1. Zombie chi?

Inutile ribadirlo, ma è il punto di forza della serie tv: gli Zombie non sono la prima preoccupazione; fidarsi l’uno dell’altro non è mai stato così difficile. E in questa quinta stagione tutti i dubbi più radicali e profondi della natura umana emergono puntata dopo puntata.

2. #Rickstaisereno

Il nostro sceriffo ha qualche problema di autocontrollo; mai come nell’ultima stagione, però, risulta ben caratterizzato in tutte le sue sfaccettature emotive.

3. Eeek!

Le stagioni passano, la serie funziona e il budget aumenta: la formula perfetta per far sì che, stagione dopo stagione, tutto ciò che c’è di grottesco venga rappresentato nel migliore dei modi, dal trucco agli effetti speciali.

4. Zzz…

Dialoghi “tappabuchi” e cliché tentano, saltuariamente, di minare l’attenzione dello spettatore.
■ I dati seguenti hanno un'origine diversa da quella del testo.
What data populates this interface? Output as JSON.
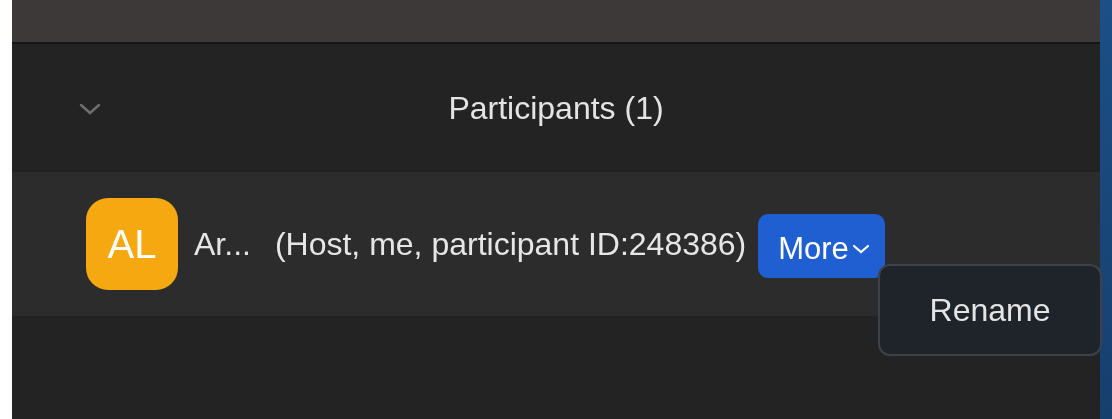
{
  "panel": {
    "title": "Participants (1)"
  },
  "participants": [
    {
      "initials": "AL",
      "name": "Ar...",
      "details": "(Host, me, participant ID:248386)",
      "button": "More"
    }
  ],
  "menu": {
    "items": [
      "Rename"
    ]
  }
}
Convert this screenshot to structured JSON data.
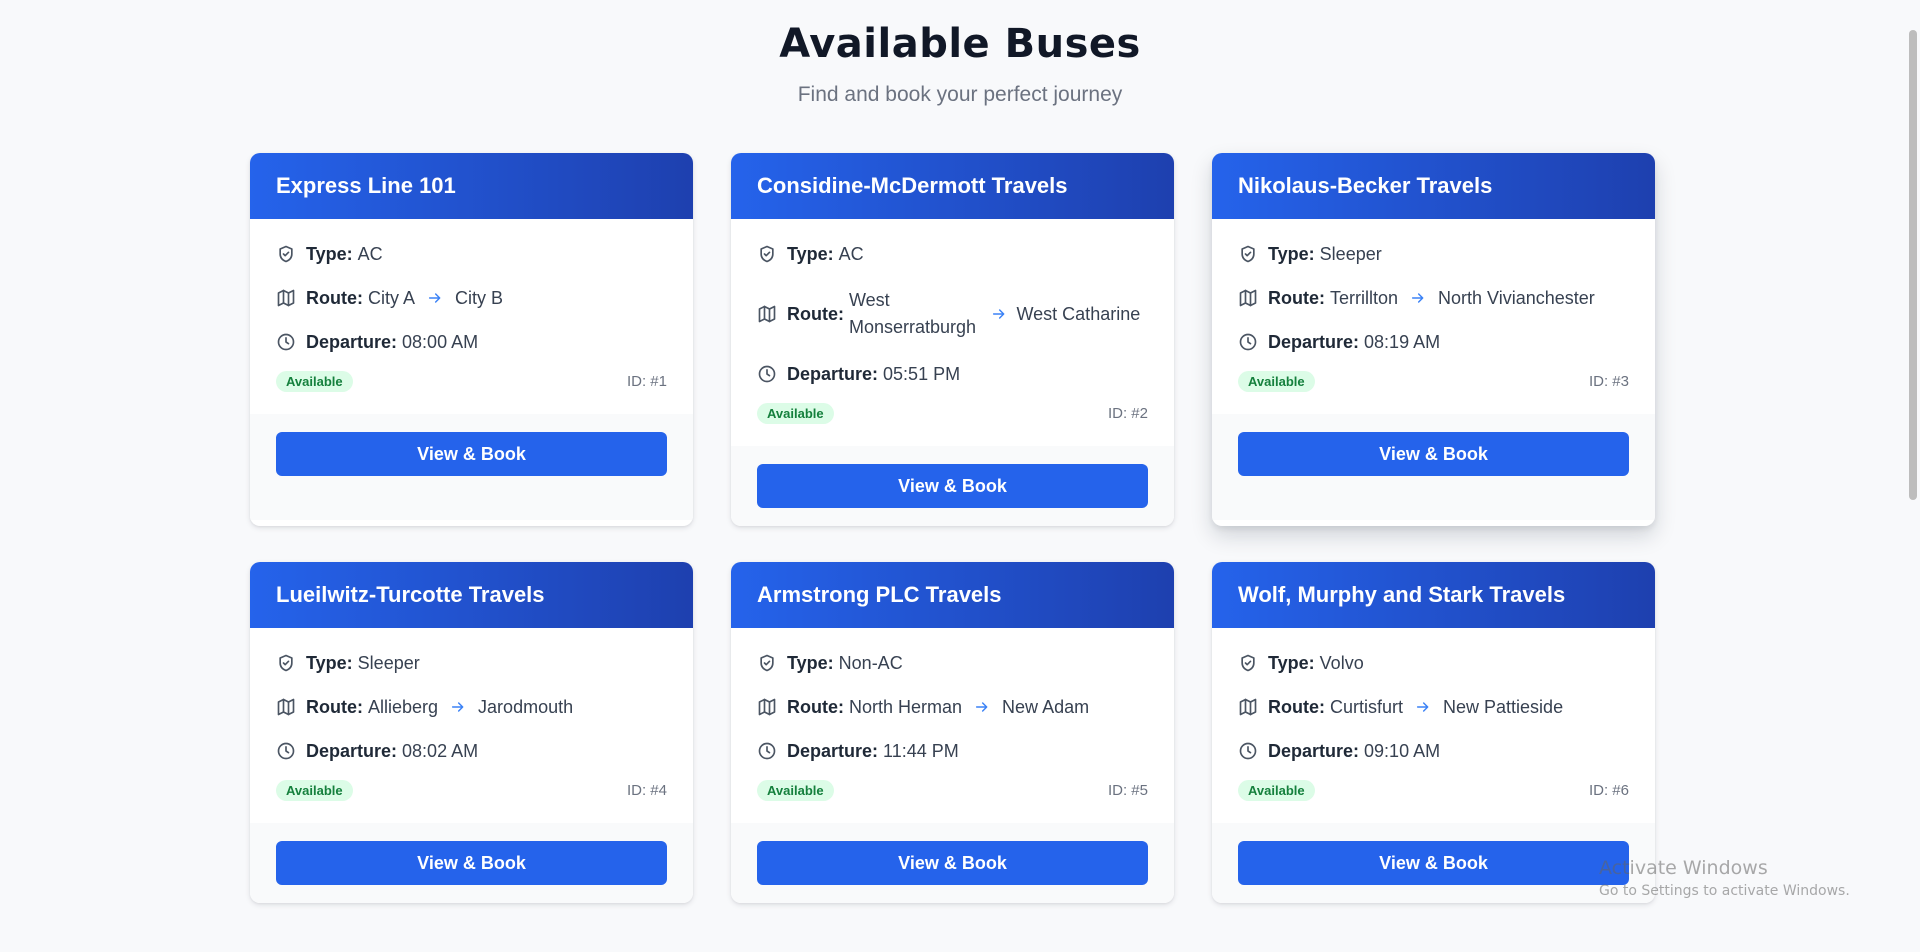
{
  "header": {
    "title": "Available Buses",
    "subtitle": "Find and book your perfect journey"
  },
  "labels": {
    "type": "Type:",
    "route": "Route:",
    "departure": "Departure:"
  },
  "buses": [
    {
      "name": "Express Line 101",
      "type": "AC",
      "from": "City A",
      "to": "City B",
      "departure": "08:00 AM",
      "status": "Available",
      "id": "ID: #1",
      "button": "View & Book"
    },
    {
      "name": "Considine-McDermott Travels",
      "type": "AC",
      "from": "West Monserratburgh",
      "to": "West Catharine",
      "departure": "05:51 PM",
      "status": "Available",
      "id": "ID: #2",
      "button": "View & Book"
    },
    {
      "name": "Nikolaus-Becker Travels",
      "type": "Sleeper",
      "from": "Terrillton",
      "to": "North Vivianchester",
      "departure": "08:19 AM",
      "status": "Available",
      "id": "ID: #3",
      "button": "View & Book"
    },
    {
      "name": "Lueilwitz-Turcotte Travels",
      "type": "Sleeper",
      "from": "Allieberg",
      "to": "Jarodmouth",
      "departure": "08:02 AM",
      "status": "Available",
      "id": "ID: #4",
      "button": "View & Book"
    },
    {
      "name": "Armstrong PLC Travels",
      "type": "Non-AC",
      "from": "North Herman",
      "to": "New Adam",
      "departure": "11:44 PM",
      "status": "Available",
      "id": "ID: #5",
      "button": "View & Book"
    },
    {
      "name": "Wolf, Murphy and Stark Travels",
      "type": "Volvo",
      "from": "Curtisfurt",
      "to": "New Pattieside",
      "departure": "09:10 AM",
      "status": "Available",
      "id": "ID: #6",
      "button": "View & Book"
    }
  ],
  "icons": {
    "type": "shield-check-icon",
    "route": "map-icon",
    "arrow": "arrow-right-icon",
    "departure": "clock-icon"
  },
  "colors": {
    "header_gradient_start": "#2563eb",
    "header_gradient_end": "#1e40af",
    "button": "#2563eb",
    "badge_bg": "#dcfce7",
    "badge_text": "#15803d"
  },
  "watermark": {
    "title": "Activate Windows",
    "subtitle": "Go to Settings to activate Windows."
  }
}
Purtroppo, a volte ci riescono.

5. “What are we now?”

È la domanda che ci si pone alla fine di ogni puntata. Una serie tv in grado di coinvolgere senza risultare troppo pretenziosa, semplicemente mettendoci a nudo davanti all’evidenza: quel che un essere umano deve essere in grado di fare per sopravvivere non ha nulla a che vedere con la morale.